Vertebral body versus iliac crest bone marrow as a source of multipotential stromal cells: Comparison of processing techniques, tri-lineage differentiation and application on a scaffold for spine fusion.

Abstract

The potential use of bone progenitors, multipotential stromal cells (MSCs) helping spine fusion is increasing, but convenient MSC sources and effective processing methods are critical factors yet to be optimised. The aim of this study was to test the effect of bone marrow processing on the MSC abundance and to compare the differentiation capabilities of vertebral body-bone marrow (VB-BM) MSCs versus iliac crest-bone marrow (IC-BM) MSCs. We assessed the effect of the red blood cell lysis (ammonium chloride, AC) and density-gradient centrifugation (Lymphoprep™, LMP), on the extracted VB-BM and IC-BM MSC numbers. The MSC abundance (indicated by colony counts and CD45lowCD271high cell numbers), phenotype, proliferation and tri-lineage differentiation of VB-BM MSCs were compared with donor-matched IC-BM MSCs.
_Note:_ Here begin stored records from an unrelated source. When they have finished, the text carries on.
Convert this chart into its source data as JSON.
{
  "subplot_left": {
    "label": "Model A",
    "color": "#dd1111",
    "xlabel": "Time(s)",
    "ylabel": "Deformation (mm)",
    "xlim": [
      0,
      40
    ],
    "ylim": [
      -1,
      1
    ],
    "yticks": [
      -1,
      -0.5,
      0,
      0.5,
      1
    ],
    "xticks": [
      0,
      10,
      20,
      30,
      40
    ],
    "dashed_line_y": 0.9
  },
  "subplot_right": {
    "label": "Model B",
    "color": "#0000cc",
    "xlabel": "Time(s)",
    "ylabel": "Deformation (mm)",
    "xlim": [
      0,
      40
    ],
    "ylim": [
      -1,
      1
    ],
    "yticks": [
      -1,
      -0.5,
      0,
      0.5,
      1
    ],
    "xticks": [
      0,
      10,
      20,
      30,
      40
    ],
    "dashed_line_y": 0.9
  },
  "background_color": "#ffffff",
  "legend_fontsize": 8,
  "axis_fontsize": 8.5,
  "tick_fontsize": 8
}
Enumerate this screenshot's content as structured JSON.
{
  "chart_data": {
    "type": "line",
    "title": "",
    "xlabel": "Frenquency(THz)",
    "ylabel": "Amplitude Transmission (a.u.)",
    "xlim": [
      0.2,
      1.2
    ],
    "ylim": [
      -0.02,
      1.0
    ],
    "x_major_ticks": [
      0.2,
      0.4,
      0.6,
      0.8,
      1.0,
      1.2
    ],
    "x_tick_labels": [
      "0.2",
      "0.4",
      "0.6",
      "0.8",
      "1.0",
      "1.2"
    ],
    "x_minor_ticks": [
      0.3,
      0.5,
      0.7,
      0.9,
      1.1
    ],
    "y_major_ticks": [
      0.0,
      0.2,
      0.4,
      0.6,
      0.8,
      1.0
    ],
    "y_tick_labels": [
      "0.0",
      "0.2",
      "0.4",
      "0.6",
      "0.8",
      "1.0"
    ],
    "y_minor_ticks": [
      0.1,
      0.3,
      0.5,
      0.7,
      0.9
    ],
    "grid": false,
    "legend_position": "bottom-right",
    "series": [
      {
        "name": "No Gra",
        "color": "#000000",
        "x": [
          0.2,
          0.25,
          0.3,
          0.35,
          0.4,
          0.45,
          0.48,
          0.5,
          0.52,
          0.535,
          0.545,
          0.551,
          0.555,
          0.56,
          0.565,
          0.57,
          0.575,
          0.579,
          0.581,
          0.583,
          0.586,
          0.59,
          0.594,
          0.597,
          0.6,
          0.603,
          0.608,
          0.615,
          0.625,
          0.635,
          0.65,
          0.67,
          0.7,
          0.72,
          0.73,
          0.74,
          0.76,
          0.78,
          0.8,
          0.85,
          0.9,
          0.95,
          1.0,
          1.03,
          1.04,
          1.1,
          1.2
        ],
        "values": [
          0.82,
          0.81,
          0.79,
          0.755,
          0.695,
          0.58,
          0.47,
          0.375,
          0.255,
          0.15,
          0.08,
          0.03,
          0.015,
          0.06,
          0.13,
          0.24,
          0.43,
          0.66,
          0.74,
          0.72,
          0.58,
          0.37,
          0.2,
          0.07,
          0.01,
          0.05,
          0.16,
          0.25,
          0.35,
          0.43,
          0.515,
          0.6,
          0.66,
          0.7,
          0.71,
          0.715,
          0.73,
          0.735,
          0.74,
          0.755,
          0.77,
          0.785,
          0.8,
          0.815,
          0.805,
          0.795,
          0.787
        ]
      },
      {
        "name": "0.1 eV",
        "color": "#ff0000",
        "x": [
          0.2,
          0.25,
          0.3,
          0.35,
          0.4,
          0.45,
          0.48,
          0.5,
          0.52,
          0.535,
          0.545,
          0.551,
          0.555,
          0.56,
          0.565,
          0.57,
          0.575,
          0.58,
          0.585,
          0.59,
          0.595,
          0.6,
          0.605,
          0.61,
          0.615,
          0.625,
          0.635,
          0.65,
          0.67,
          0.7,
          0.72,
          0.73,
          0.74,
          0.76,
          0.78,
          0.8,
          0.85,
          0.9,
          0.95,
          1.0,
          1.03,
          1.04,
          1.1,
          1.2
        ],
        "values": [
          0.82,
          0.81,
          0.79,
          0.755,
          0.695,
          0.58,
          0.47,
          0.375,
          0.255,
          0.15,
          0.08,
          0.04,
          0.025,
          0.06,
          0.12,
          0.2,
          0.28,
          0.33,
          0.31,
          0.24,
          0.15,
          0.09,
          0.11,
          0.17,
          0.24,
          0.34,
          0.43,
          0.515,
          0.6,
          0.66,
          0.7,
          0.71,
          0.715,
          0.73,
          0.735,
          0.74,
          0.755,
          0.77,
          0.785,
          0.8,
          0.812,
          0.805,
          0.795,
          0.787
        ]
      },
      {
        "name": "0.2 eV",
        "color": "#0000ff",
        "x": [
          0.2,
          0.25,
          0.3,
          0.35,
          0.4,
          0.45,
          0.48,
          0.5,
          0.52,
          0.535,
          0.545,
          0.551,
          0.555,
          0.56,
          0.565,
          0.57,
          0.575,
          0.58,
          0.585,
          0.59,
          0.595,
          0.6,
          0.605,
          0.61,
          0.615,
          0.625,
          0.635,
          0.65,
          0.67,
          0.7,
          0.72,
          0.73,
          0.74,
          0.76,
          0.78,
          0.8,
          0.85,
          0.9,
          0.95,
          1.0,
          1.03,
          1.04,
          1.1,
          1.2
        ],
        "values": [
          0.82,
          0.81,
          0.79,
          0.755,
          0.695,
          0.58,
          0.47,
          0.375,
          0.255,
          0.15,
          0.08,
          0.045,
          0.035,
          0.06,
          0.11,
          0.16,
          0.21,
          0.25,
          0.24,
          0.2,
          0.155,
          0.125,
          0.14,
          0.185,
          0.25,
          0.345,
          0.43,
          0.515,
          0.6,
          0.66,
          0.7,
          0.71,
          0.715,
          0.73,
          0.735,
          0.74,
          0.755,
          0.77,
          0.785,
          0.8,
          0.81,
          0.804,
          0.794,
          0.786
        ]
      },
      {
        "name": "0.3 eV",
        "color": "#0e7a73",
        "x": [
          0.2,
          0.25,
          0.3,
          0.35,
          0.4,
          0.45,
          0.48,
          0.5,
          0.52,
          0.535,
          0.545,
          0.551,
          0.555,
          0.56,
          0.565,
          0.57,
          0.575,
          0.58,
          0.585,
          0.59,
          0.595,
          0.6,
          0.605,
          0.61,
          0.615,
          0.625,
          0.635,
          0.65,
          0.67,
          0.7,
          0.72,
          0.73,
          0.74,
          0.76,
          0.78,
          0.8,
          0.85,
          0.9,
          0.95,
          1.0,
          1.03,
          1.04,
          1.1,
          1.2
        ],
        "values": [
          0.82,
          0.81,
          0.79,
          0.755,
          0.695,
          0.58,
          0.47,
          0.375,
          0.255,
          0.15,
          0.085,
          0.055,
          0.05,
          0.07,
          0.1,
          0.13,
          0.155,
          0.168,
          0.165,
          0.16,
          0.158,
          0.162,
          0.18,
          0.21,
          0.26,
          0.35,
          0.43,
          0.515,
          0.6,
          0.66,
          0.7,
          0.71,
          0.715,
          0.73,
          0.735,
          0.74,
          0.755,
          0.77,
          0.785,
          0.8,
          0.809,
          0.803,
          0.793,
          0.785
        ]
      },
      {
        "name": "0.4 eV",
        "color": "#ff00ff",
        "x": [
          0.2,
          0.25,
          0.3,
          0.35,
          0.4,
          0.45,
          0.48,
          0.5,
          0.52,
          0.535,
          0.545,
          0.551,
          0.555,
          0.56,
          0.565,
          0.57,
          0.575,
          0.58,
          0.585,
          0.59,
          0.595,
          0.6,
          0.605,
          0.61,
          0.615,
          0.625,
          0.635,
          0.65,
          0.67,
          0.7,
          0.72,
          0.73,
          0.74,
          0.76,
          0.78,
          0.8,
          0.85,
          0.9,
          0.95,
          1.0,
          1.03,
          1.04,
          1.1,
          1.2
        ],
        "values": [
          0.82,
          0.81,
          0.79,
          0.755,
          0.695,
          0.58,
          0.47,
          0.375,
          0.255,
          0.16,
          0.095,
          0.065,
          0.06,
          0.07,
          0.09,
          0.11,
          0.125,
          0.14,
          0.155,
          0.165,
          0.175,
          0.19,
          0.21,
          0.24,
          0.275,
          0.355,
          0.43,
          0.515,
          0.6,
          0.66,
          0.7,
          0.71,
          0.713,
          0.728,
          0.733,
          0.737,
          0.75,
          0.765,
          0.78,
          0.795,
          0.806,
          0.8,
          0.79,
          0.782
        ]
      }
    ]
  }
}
Importantly, the MSC attachment and osteogenesis were examined when VB-BM and IC-BM samples were loaded on a beta-tricalcium phosphate scaffold. In contrast to LMP, using AC yielded more colonies from IC-BM and VB-BM aspirates (p = 0.0019 & p = 0.0201 respectively). For IC-BM and VB-BM, the colony counts and CD45lowCD271high cell numbers were comparable (p = 0.5186, p = 0.2640 respectively). Furthermore, cultured VB-BM MSCs exhibited the same phenotype, proliferative and adipogenic potential, but a higher osteogenic and chondrogenic capabilities than IC-BM MSCs (p = 0.0010 and p = 0.0005 for calcium and glycosaminoglycan (GAG) levels, respectively). The gene expression data confirmed higher chondrogenesis for VB-BM MSCs than IC-BM MSCs, but osteogenic gene expression levels were comparable. When loaded on Vitoss™, both MSCs showed a similar degree of attachment and survival, but a better osteogenic ability was detected for VB-BM MSCs as measured by alkaline phosphatase activity (p = 0.0386). Collectively, the BM processing using AC had more MSC yield than using LMP. VB-BM MSCs have a comparable phenotype and proliferative capacity, but higher chondrogenesis and osteogenesis with or without using scaffold than donor-matched IC-BM MSCs. Given better accessibility, VB-BM could be an ideal MSC source for spinal bone fusion.